遠い坂道


 土曜の昼下がり。私は駅前のオープンカフェで友美子とお喋りに興じていた。


「もう、それで超ムカついてさ。『あんた何様?』って言ってやったわ」


「さすが友美子。私には絶対出来ない」


「ふん。何にもわからない後輩だから優しく~、なんて先輩達は甘いのよ。後輩だからこそ、厳しく接しなきゃ。あの子もこれから社会の波に揉まれるんだから、早いうちに厳しさを知ってた方がいいでしょ?」


「その通りだと思う」


 友美子が腰かけているイスの隣には、これ見よがしに高級ブランドの紙袋が積んであった。



 現在、私は彼女の買い物に付き合わされた挙句、愚痴やノロケ話をたっぷりと聞かされていた。いつものことながら、彼女と遊ぶとカフェでおかわりを頼む回数が半端ない。



 それにしても、友美子が土曜休みとは珍しいこともあるものだ。ショップ店員は休日こそ稼ぎ時である。


「でさあ……」


「うんうん」


「これがまた美味しくて……」


「へえ」


「てか、この前の合コンで会った人が……」


「すごいね」


 投げやりな相槌を打ちながら、私は頬杖をついて駅前の大通りを行き交う人々を観察していた。

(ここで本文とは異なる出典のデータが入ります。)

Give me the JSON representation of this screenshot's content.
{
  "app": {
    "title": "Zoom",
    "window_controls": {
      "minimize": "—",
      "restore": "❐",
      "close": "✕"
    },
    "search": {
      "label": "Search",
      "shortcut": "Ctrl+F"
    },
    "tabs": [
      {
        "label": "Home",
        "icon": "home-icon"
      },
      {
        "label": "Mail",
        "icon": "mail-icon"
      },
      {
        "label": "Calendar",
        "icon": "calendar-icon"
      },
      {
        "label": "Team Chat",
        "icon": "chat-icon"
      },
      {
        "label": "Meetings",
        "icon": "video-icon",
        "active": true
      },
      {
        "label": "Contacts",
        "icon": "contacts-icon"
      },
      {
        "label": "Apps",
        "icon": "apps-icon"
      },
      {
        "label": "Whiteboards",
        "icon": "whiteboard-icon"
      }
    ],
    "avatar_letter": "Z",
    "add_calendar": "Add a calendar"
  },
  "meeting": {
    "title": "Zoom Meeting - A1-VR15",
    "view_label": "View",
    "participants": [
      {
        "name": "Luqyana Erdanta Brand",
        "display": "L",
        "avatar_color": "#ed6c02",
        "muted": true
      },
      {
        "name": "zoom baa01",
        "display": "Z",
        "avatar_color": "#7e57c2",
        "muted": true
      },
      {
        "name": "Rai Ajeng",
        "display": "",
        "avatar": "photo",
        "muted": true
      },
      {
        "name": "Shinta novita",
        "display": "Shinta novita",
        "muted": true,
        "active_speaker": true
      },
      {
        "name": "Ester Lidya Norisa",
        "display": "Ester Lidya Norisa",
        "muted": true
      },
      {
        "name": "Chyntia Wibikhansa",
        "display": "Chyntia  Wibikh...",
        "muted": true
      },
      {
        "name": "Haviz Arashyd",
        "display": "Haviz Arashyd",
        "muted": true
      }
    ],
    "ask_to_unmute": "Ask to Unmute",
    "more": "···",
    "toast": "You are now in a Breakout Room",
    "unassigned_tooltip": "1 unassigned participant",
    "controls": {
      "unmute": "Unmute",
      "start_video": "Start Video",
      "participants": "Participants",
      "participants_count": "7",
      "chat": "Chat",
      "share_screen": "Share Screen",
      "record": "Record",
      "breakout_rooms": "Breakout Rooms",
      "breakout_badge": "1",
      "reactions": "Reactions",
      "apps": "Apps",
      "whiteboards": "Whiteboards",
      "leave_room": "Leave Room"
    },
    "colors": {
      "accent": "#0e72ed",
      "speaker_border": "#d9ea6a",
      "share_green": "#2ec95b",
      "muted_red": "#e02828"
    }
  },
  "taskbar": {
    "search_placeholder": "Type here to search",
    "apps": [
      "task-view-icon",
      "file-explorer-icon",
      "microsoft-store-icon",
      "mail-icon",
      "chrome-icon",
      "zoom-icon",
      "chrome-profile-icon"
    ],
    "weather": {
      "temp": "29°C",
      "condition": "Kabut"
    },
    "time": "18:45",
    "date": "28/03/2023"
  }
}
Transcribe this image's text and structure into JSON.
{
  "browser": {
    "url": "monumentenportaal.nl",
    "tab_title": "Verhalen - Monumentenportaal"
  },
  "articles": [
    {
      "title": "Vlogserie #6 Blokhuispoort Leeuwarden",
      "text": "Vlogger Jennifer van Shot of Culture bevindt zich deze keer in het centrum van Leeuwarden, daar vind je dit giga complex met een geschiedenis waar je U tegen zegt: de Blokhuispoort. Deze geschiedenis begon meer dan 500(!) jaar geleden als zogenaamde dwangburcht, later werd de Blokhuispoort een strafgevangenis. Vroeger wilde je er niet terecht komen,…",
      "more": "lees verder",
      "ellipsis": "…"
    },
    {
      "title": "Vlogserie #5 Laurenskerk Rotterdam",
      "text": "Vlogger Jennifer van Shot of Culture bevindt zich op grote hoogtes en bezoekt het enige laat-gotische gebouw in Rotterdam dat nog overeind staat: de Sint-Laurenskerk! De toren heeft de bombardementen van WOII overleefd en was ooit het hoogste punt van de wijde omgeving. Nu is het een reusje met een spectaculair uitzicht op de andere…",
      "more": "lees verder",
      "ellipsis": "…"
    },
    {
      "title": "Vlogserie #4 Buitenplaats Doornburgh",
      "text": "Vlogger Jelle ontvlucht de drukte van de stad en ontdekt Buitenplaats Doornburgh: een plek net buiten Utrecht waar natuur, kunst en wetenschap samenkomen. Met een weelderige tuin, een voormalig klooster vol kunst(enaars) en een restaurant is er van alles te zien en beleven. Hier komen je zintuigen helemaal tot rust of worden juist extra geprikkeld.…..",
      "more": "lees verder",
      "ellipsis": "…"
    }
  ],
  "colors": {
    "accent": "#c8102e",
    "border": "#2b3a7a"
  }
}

 休日ということもあり、仲良く手を繋いでいるカップルが多いこと多いこと。
 
 この駅には巨大なショッピングモールも入っているから、絶好のデートスポットだろう。



 もちろん、私は彼氏とこんな場所に出かけたことはない。彼氏と出かける先は、もっぱらファーストフード店かゲーセンだ。



「…………あ」


 と、ちょうど道路を挟んだ向かいにある書店から、見知った人が出てきた。右手に剥き出しの雑誌を持っている彼は、街中にいても異彩な雰囲気を放つ。



 道行く女の人達が、彼を横目見ながら通り過ぎていく。明らかに目立っている彼は、自分に向けられている視線に気付きもせず、足早に歩き出した。